И, сунув в чернила перо, он опять бойко и торопливо стал бегать по бумаге.

– Мне вспоминается почти тождественная гибель парохода «Вера» в восьмидесятых годах. Молодой человек, один из спасшихся пассажиров, рассказывал мне:

«Треск, свист… пламя бурно металось по палубе… Люди кидались в воду, их втягивало под работавшие колеса, било лопастями, и они, как ключ, шли ко дну… Молодой человек прыгнул в воду.

Кругом ходили волны от колес. Колотит со всех сторон. Так и прибивает, так и тянет к колесам… Выгребаю, что есть мочи. Из сил выбиваюсь. Не могу из этой толчеи выгрести…», – рассказывал потом молодой человек.

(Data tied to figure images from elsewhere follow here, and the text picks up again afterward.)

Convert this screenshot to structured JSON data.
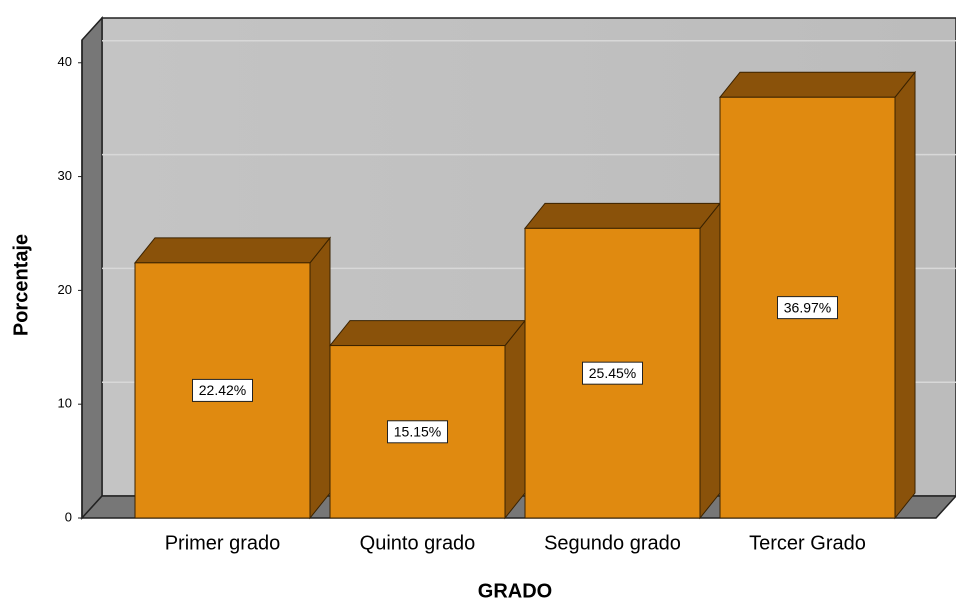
{
  "chart_data": {
    "type": "bar3d",
    "categories": [
      "Primer grado",
      "Quinto grado",
      "Segundo grado",
      "Tercer Grado"
    ],
    "values": [
      22.42,
      15.15,
      25.45,
      36.97
    ],
    "value_labels": [
      "22.42%",
      "15.15%",
      "25.45%",
      "36.97%"
    ],
    "color": "#e08a10",
    "ylim": [
      0,
      42
    ],
    "yticks": [
      0,
      10,
      20,
      30,
      40
    ],
    "ylabel": "Porcentaje",
    "xlabel": "GRADO",
    "grid": true
  }
}
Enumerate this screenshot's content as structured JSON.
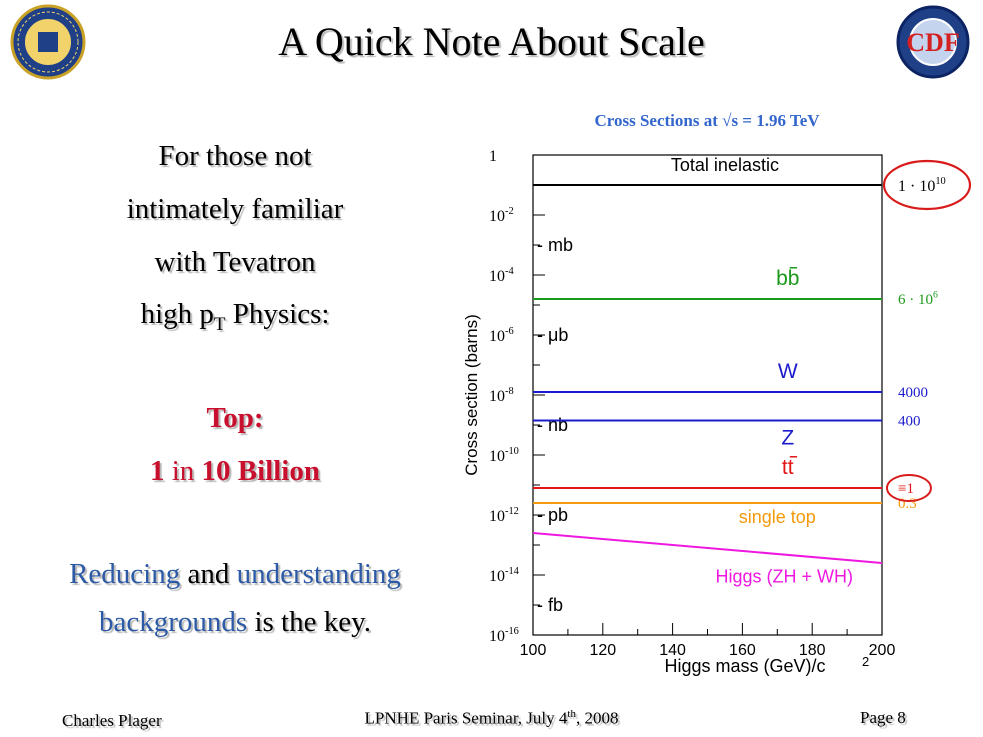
{
  "slide": {
    "title": "A Quick Note About Scale",
    "intro": [
      "For those not",
      "intimately familiar",
      "with  Tevatron"
    ],
    "highpt": {
      "pre": "high p",
      "sub": "T",
      "post": " Physics:"
    },
    "top_label": "Top:",
    "top_value": {
      "a": "1 ",
      "b": "in",
      "c": " 10 Billion"
    },
    "reducing": {
      "a": "Reducing",
      "b": " and ",
      "c": "understanding"
    },
    "backgrounds": {
      "a": "backgrounds",
      "b": " is the key."
    }
  },
  "footer": {
    "author": "Charles Plager",
    "event_pre": "LPNHE Paris Seminar, July 4",
    "event_sup": "th",
    "event_post": ", 2008",
    "page": "Page 8"
  },
  "logos": {
    "left": "university-seal",
    "right": "CDF"
  },
  "chart_data": {
    "type": "line",
    "title": "Cross Sections at √s  = 1.96 TeV",
    "xlabel": "Higgs mass (GeV)/c",
    "xlabel_sup": "2",
    "ylabel": "Cross section (barns)",
    "xlim": [
      100,
      200
    ],
    "ylim_log10": [
      -16,
      0
    ],
    "x_ticks": [
      "100",
      "120",
      "140",
      "160",
      "180",
      "200"
    ],
    "y_ticks": [
      {
        "base": "1",
        "exp": ""
      },
      {
        "base": "10",
        "exp": "-2"
      },
      {
        "base": "10",
        "exp": "-4"
      },
      {
        "base": "10",
        "exp": "-6"
      },
      {
        "base": "10",
        "exp": "-8"
      },
      {
        "base": "10",
        "exp": "-10"
      },
      {
        "base": "10",
        "exp": "-12"
      },
      {
        "base": "10",
        "exp": "-14"
      },
      {
        "base": "10",
        "exp": "-16"
      }
    ],
    "unit_marks": [
      {
        "label": "- mb",
        "log10": -3
      },
      {
        "label": "- μb",
        "log10": -6
      },
      {
        "label": "- nb",
        "log10": -9
      },
      {
        "label": "- pb",
        "log10": -12
      },
      {
        "label": "- fb",
        "log10": -15
      }
    ],
    "series": [
      {
        "name": "Total inelastic",
        "color": "#000000",
        "log10": [
          -1.0,
          -1.0
        ]
      },
      {
        "name": "bb",
        "color": "#1a9a1a",
        "log10": [
          -4.8,
          -4.8
        ],
        "rate": {
          "base": "6 · 10",
          "exp": "6"
        }
      },
      {
        "name": "W",
        "color": "#1c1ccc",
        "log10": [
          -7.9,
          -7.9
        ],
        "rate": {
          "base": "4000",
          "exp": ""
        }
      },
      {
        "name": "Z",
        "color": "#1c1ccc",
        "log10": [
          -8.85,
          -8.85
        ],
        "rate": {
          "base": "400",
          "exp": ""
        }
      },
      {
        "name": "tt",
        "color": "#e01515",
        "log10": [
          -11.1,
          -11.1
        ],
        "rate": {
          "base": "≡1",
          "exp": ""
        }
      },
      {
        "name": "single top",
        "color": "#f59a0c",
        "log10": [
          -11.6,
          -11.6
        ],
        "rate": {
          "base": "0.3",
          "exp": ""
        }
      },
      {
        "name": "Higgs (ZH + WH)",
        "color": "#ee18e0",
        "log10": [
          -12.6,
          -13.6
        ]
      }
    ],
    "total_rate": {
      "base": "1 · 10",
      "exp": "10"
    }
  }
}
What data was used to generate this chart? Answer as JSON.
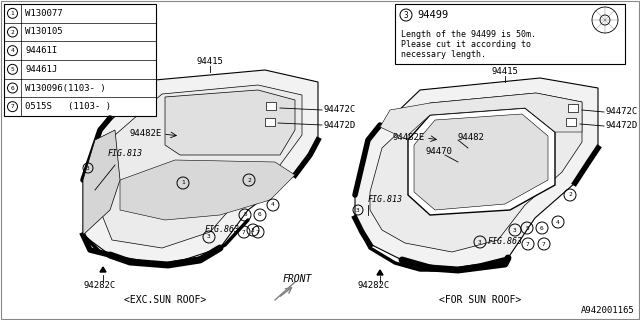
{
  "bg_color": "#ffffff",
  "line_color": "#000000",
  "text_color": "#000000",
  "legend_items": [
    {
      "num": "1",
      "part": "W130077"
    },
    {
      "num": "2",
      "part": "W130105"
    },
    {
      "num": "4",
      "part": "94461I"
    },
    {
      "num": "5",
      "part": "94461J"
    },
    {
      "num": "6",
      "part": "W130096(1103- )"
    },
    {
      "num": "7",
      "part": "0515S   (1103- )"
    }
  ],
  "note_num": "3",
  "note_part": "94499",
  "note_text_line1": "Length of the 94499 is 50m.",
  "note_text_line2": "Please cut it according to",
  "note_text_line3": "necessary length.",
  "caption_left": "<EXC.SUN ROOF>",
  "caption_right": "<FOR SUN ROOF>",
  "diagram_id": "A942001165",
  "font_size": 6.5
}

Около себя он увидал плавающую доску. Схватился. Ну, думает, спасен. В ту же минуту доска погрузилась: с другой стороны за нее схватился человек. При огненном свете от пожара молодой человек узнал… отца. Началась смертельная борьба из-за доски. Отец и сын с звериными лицами рвут друг у друга доску. Сын улучил минуту, рванул, отец пошел ко дну. Вздохнул радостно, вдруг слышит, кто-то схватил его за пояс. Утопающий. Молодой человек его по морде, по морде, держится, цапает, себя не помнит. Молодой человек изловчился в висок, и этот пошел ко дну.

Журналист откинулся на минутку на спинку кресла, затянулся, побарабанил по столу.

– Петр!

Через некоторое время приносят корректуру. Приятель, пуская синий дымок сигары, тоже интересуется и просматривает гранки. Лицо его расплывается.

– Милый, ну скажи откровенно: ведь… врешь?

– Вру, – с невыразимым спокойствием проговорил журналист.

– Ничего, конечно, этого не было. Да и странно бы было, чтобы человек, утопивший, правда, во время смертельной опасности, но тем не менее утопивший родного отца и пустивший ко дну ударом в висок другого человека, – чтобы он так спокойно и обстоятельно рассказывал об этом тебе. Такие вещи мучительно помнят, но не рассказывают.

– Разумеется.

– При всех других событиях, крупных и мелких, у тебя непременно рассказывается «собственный» случай на ту же тему. Сербский переворот, – оказывается, ты встречался с самыми удивительными сербами, которые рассказывали тебе самые удивительные вещи. Правда, в глаза невольно бросается то обстоятельство, что эти удивительные вещи ты передаешь публике не раньше, а именно после переворота, но это ничего, все хорошо, что делается кстати; где бы, когда бы, что бы ни совершилось, у тебя непременно собственный случай. Ясно, ты выдумываешь.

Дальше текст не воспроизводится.